Dr. and Mrs. Litwin continue to make annual month-long trips to Seva partners in Asia to renew their friendships and continue their work to improve care for all. Their children and grandchildren have even participated in some of the trips through the years. Dr. Litwin has earmarked the $50,000 grant to support Seva Foundation, whose mission is to work with local communities around the world to develop self-sustaining programs that preserve and restore sight. The Seva Foundation board has agreed to match this prestigious award to help even more people see.
“Dr. Litwin travels to the most neglected places in the world,” said Dr. Chundak Tenzing, medical director of Seva. “Dr. Litwin is a great role model for ophthalmologists from developing countries. He cultivates long-term friendships and mentorships. Beyond his role as an ophthalmologist and trainer, Dr. Litwin identifies partners who share the same mission as Seva Foundation to eliminate avoidable blindness.”
“Dick personifies the unsung hero—someone who neither seeks nor receives recognition for a lifetime of great deeds,” Dr. Chang said. “Indeed, very few will have heard of this ophthalmologist in solo private practice, who’s had a tremendous impact on the treatment of cataract blindness in the developing world.”
About the Award
For more than 15 years, the ASCRS Foundation has fostered programs to alleviate the worldwide backlog of cataract. The ASCRS Foundation’s work is only possible because of the many individuals and partner organizations who volunteer their time, expertise, and financial support to treat cataract blindness around the world.
“David and Victoria’s generosity and leadership are deeply appreciated because it allows us to highlight and perpetuate the noble volunteer efforts of our colleagues within ophthalmology who are trying to alleviate treatable global blindness,” said Stephen Lane, MD, co-chair of the ASCRS Foundation.

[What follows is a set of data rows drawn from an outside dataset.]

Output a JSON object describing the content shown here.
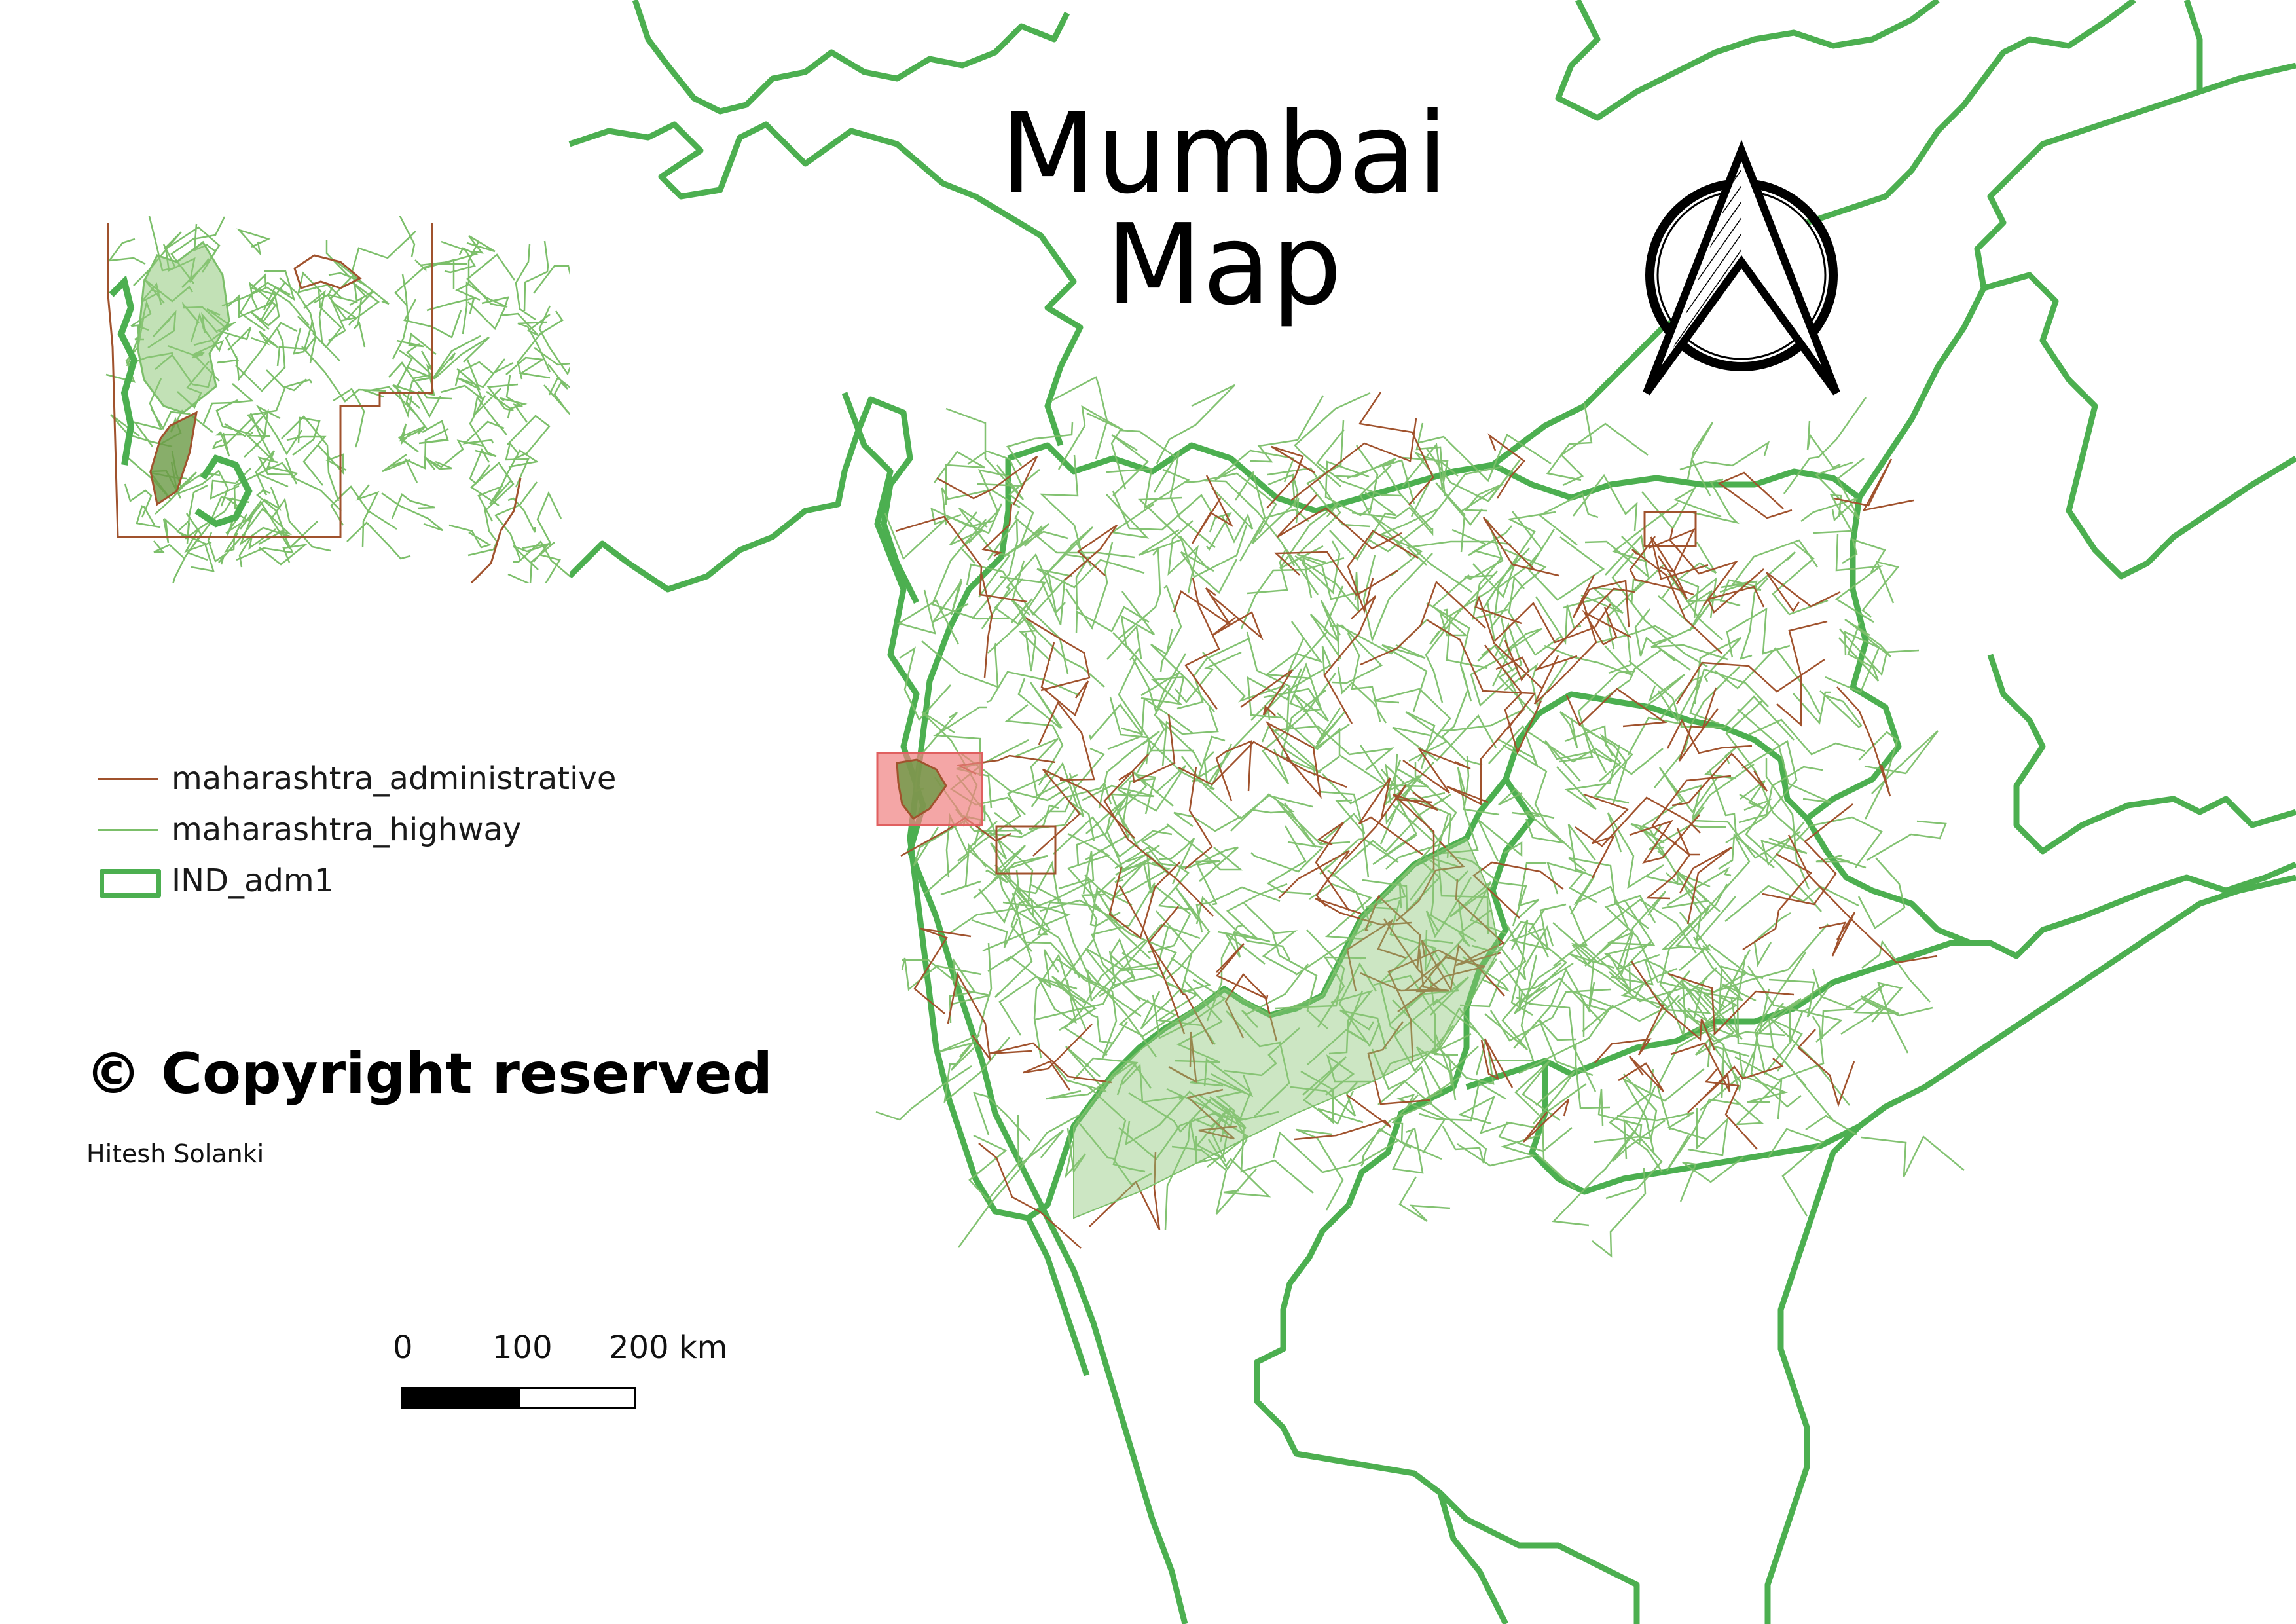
{
  "map": {
    "title": "Mumbai Map",
    "colors": {
      "boundary": "#4caf50",
      "highway": "#7cbf6a",
      "administrative": "#a0522d",
      "highlight": "#f08080"
    },
    "north_arrow_icon": "north-arrow-icon"
  },
  "legend": {
    "items": [
      {
        "label": "maharashtra_administrative",
        "style": "thin-line",
        "color": "#a0522d"
      },
      {
        "label": "maharashtra_highway",
        "style": "thin-line",
        "color": "#7cbf6a"
      },
      {
        "label": "IND_adm1",
        "style": "box",
        "color": "#4caf50"
      }
    ]
  },
  "credits": {
    "copyright": "© Copyright reserved",
    "author": "Hitesh Solanki"
  },
  "scalebar": {
    "ticks": [
      "0",
      "100",
      "200 km"
    ]
  }
}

Dr. Litwin was one of 33 nominees for this year’s award. After nominators completed a detailed submission form, the ASCRS Foundation Nominating Committee spent hours reviewing the applications and supporting documents. The field of nominees was richly diverse and deserving of recognition. The Nominating Committee sent a handful of finalists to the ASCRS Foundation Board of Directors, who further reviewed the nominations and selected the ultimate winner. The awardee will be honored annually at the ASCRS•ASOA Annual Meeting, and a $50,000 prize will be granted in the recipient’s honor to a charitable ophthalmology organization of his or her choice.
Dr. and Mrs. Chang hope the $50,000 grant will not only help fund the great work being done now but allow the honoree to publicly highlight a deserving charitable organization before ASCRS’ vast international audience. “As the world’s population ages, the backlog of cataract blindness in developing countries will continue to climb,” Dr. Chang said. “There are proven, cost-effective solutions that need to be scaled and many dedicated individuals and organizations that merit our collective support.”